Tout comme le projet GNL Québec, le projet Goldboro aurait à composer avec des coûts de production les plus élevés en Amérique du Nord. Deux facteurs jouent contre les projets situés sur la côte nord-est américaine. Tout d’abord, un coûteux transport du gaz naturel par gazoduc sur plus de 4000 kilomètres leur est nécessaire, contrairement à leurs compétiteurs directs situés dans le golfe du Mexique qui exportent du gaz naturel extrait de puits à proximité. Ce coût de transport additionnel représente 30 à 40% des coûts de production totaux. Le deuxième facteur défavorable est celui du coût des infrastructures : cinq des six terminaux d’exportation opérationnels aux États-Unis sont le fruit d’une conversion de terminaux d’importation de GNL en des terminaux d’exportation, ce qui a pour effet d’abaisser d’environ 40% les investissements en infrastructure requis, selon les calculs de chercheur·e·s de l’Université de Calgary.

Dans un contexte d’incertitude quant à la demande mondiale de gaz naturel liquéfié, ces coûts de production élevés en font des projets risqués et contribuent à expliquer pourquoi tant le projet Goldboro que celui de GNL Québec peinent à boucler leur financement privé.

LA RHÉTORIQUE DE LA TRANSITION ÉNERGÉTIQUE

Afin de convaincre la société civile que la construction d’infrastructures de gaz naturel liquéfié est dans l’intérêt général, cette industrie ne ménage pas les mensonges quant aux prétendues vertus de ce gaz naturel. Tant GNL Québec que Pieridae affirment que leur gaz naturel liquéfié contribuerait à substituer avantageusement des hydrocarbures plus émetteurs de GES. Or, non seulement le gaz naturel issu du procédé de fracturation n’est-il pas moins polluant que le charbon, mais l’exportation de gaz naturel liquéfié en Europe y ralentirait le développement de la filière des énergies renouvelables.

EN FINIR AVEC CETTE INDUSTRIE

La construction de terminaux d’exportation de gaz naturel liquéfié est vitale pour l’industrie gazière canadienne. Sans ces terminaux, la production annuelle canadienne de gaz naturel stagnera, tandis que l’existence d’une capacité nationale de liquéfaction permettra à cette industrie d’augmenter sa production de 50% d’ici 2040, selon une projection de la Régie de l’énergie du Canada.

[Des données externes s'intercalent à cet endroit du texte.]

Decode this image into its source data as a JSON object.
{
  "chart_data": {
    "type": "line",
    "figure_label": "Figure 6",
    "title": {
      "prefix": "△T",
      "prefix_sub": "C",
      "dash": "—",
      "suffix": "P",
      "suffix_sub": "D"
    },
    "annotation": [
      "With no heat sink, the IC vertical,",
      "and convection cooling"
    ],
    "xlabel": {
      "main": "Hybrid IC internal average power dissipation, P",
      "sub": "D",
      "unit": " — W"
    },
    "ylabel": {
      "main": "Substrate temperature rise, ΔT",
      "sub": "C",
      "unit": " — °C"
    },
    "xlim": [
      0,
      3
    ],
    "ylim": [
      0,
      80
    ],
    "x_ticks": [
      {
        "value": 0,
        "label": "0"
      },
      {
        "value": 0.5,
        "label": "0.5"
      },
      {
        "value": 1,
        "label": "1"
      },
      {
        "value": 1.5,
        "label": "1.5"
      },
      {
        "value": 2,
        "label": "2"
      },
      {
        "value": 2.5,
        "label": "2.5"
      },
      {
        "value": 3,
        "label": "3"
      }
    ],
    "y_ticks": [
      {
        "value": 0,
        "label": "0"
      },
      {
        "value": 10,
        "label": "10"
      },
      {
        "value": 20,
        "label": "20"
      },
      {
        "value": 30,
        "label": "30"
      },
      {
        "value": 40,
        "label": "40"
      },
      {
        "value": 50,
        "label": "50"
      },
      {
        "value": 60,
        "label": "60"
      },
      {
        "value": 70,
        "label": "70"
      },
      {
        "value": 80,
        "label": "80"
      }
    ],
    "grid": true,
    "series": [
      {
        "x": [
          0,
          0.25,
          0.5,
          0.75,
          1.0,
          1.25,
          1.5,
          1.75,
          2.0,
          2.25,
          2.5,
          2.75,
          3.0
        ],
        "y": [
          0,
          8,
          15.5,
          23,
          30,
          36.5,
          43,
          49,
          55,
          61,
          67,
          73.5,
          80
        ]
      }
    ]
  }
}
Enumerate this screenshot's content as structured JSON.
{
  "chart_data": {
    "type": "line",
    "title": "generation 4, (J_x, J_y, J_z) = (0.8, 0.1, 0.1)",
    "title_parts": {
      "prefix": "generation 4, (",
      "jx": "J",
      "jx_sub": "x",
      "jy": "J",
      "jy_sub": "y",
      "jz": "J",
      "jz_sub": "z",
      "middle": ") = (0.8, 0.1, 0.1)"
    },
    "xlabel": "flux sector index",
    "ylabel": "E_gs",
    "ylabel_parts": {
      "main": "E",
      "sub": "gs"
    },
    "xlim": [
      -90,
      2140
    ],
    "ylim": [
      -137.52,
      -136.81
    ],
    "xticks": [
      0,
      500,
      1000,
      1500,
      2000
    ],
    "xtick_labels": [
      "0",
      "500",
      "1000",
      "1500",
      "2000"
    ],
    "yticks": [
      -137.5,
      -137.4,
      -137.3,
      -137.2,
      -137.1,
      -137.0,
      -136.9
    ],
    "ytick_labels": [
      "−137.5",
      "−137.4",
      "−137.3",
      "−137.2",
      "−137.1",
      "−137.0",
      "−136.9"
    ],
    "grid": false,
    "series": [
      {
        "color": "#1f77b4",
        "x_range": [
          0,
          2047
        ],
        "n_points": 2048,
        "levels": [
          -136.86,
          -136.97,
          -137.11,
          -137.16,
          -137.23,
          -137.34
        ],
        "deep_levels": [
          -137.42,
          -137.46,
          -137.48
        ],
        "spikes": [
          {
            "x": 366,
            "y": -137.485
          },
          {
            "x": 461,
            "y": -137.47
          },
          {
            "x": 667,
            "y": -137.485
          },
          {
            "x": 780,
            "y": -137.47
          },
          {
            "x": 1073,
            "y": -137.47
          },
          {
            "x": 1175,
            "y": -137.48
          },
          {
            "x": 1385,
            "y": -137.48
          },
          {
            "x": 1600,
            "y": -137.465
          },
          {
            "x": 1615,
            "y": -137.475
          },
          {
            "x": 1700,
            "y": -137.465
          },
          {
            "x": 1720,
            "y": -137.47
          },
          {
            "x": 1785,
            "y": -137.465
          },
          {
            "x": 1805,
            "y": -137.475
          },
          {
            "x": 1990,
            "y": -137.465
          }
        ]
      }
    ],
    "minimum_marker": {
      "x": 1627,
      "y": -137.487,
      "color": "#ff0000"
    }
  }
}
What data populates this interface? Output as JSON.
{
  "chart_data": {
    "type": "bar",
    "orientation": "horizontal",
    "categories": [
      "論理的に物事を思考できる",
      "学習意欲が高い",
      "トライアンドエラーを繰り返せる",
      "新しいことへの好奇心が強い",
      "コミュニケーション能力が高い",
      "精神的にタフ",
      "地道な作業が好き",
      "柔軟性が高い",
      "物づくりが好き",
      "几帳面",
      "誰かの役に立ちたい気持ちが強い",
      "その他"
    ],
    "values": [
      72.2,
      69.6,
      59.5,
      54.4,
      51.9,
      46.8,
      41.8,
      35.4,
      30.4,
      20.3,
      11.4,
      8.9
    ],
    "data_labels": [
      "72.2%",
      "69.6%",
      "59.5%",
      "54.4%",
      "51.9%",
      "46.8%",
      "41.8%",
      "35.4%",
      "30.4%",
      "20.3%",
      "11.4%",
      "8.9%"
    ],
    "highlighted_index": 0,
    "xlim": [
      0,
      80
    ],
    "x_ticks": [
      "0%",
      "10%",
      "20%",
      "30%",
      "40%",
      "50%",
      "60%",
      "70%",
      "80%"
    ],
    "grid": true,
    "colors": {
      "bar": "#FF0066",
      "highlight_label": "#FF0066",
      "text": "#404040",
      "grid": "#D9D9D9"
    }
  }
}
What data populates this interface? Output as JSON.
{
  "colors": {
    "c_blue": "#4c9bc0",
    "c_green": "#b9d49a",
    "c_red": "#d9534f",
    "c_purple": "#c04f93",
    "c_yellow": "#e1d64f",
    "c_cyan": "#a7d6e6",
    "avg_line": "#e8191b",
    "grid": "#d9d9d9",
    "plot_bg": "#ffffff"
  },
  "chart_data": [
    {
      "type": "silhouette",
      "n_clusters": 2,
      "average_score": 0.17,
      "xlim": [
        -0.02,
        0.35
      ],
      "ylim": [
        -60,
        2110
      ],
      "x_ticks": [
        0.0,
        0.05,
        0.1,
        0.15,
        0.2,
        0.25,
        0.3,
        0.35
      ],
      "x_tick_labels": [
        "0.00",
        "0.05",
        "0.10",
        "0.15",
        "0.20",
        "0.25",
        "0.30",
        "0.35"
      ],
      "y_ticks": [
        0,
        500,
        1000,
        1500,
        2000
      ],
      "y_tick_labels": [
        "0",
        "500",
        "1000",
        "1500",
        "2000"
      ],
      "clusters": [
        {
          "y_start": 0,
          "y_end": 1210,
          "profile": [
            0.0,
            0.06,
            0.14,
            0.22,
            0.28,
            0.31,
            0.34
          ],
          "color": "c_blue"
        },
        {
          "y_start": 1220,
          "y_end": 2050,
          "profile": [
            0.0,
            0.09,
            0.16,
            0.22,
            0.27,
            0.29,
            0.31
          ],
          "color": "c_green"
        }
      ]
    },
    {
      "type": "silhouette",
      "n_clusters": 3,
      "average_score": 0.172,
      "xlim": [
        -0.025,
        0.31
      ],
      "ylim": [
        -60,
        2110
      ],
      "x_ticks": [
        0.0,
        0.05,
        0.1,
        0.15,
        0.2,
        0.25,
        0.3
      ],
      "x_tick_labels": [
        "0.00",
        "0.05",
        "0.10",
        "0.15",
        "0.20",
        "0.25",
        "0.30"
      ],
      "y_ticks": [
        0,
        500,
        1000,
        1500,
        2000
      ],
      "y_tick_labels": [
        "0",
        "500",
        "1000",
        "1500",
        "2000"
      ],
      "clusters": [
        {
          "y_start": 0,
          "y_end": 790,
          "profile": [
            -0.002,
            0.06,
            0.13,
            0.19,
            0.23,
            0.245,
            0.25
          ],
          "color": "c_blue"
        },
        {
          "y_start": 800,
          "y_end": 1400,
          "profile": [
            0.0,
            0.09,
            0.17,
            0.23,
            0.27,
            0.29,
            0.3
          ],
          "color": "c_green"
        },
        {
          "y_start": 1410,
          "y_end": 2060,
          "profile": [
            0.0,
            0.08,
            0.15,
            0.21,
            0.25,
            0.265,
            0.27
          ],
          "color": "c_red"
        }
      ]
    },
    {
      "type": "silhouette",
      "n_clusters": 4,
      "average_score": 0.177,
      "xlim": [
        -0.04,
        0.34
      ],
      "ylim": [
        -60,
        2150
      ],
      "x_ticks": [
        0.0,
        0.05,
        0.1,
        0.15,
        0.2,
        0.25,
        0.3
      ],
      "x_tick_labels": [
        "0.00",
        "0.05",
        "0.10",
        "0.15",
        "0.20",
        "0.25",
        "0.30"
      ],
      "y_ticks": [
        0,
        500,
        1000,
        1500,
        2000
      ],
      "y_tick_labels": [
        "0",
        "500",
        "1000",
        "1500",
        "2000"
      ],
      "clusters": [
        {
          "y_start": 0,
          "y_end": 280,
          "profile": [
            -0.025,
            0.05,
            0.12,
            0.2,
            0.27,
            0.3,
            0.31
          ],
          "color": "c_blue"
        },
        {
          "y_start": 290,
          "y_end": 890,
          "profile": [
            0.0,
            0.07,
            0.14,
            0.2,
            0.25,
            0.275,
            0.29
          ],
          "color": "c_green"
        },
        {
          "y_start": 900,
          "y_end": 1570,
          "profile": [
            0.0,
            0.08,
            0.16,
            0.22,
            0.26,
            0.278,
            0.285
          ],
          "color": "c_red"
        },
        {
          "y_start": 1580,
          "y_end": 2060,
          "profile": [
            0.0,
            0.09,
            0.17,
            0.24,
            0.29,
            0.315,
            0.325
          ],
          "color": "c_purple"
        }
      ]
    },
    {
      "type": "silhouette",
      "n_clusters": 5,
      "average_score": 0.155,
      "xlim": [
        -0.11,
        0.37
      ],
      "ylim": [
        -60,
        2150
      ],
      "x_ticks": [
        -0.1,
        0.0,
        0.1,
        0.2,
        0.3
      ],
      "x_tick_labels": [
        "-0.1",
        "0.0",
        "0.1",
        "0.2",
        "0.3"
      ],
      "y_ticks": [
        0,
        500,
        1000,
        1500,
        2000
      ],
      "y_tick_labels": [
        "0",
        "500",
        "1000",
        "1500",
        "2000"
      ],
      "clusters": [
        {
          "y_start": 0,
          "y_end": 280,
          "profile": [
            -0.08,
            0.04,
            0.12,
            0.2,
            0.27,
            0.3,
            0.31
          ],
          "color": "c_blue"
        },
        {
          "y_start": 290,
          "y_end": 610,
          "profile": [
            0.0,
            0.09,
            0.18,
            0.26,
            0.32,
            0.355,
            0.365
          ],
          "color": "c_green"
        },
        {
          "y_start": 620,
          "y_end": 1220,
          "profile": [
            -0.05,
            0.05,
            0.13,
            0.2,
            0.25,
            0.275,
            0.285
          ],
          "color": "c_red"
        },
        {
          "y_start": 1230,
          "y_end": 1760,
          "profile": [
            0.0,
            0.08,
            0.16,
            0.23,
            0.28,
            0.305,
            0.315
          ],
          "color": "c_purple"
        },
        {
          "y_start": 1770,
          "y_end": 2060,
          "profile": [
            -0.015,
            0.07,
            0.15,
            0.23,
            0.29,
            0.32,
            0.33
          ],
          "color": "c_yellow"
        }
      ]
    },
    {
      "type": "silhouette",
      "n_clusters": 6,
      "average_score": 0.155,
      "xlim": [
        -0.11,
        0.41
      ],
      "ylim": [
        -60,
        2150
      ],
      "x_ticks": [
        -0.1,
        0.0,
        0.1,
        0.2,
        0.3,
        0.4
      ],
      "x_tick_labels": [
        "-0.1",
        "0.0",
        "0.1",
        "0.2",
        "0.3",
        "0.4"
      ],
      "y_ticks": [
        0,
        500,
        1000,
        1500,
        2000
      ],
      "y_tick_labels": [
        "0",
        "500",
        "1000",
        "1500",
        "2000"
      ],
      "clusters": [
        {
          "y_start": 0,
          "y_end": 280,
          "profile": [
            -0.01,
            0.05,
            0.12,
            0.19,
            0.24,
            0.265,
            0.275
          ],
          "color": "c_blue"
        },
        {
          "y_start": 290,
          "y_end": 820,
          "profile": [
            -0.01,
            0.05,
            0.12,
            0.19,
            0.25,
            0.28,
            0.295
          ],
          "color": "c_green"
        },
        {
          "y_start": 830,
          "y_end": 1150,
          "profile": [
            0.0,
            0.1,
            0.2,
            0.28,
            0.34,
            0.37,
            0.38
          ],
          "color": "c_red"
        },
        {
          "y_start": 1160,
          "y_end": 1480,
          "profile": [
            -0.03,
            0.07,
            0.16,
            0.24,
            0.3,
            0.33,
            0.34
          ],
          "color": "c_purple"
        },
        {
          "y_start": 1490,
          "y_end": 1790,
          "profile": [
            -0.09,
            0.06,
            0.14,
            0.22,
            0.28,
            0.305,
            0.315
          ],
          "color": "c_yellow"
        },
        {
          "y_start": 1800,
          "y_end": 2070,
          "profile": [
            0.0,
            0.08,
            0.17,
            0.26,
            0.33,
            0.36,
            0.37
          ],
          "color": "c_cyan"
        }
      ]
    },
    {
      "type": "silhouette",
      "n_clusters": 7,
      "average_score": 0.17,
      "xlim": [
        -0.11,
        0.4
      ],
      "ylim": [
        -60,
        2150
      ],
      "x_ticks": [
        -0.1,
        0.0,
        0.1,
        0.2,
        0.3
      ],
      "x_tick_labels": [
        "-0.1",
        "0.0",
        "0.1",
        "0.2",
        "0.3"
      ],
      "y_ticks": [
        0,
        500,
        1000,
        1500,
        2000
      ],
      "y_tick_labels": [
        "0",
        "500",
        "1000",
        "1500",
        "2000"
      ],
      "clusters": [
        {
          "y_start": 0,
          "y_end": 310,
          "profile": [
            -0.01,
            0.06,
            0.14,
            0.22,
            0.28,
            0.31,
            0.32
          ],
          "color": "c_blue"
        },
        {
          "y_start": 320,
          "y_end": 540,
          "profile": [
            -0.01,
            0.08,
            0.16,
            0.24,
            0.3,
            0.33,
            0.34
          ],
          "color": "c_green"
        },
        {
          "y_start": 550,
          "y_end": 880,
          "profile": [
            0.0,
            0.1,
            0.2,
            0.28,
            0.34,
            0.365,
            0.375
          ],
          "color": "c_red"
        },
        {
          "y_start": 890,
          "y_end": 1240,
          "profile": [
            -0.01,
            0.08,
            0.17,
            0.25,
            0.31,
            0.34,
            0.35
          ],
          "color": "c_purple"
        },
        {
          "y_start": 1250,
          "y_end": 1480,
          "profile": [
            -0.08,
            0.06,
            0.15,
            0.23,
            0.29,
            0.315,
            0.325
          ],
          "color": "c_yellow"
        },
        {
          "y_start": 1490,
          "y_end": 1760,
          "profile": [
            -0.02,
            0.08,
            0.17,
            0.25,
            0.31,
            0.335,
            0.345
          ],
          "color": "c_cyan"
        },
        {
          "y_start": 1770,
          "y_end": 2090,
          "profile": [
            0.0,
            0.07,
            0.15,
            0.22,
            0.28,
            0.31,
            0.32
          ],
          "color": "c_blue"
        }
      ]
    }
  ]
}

Pendant que l’horloge climatique tourne, nos sociétés sont aux prises avec le fardeau de résister aux assauts d’une industrie désireuse de construire de nouvelles infrastructures fossiles nous enfermant dans ce combustible pour encore plusieurs décennies. Si cette industrie défend bec et ongle son intérêt privé mortifère, les gouvernements Trudeau et Legault, censés représenter l’intérêt général, se font pour leur part complices de ces projets climaticides.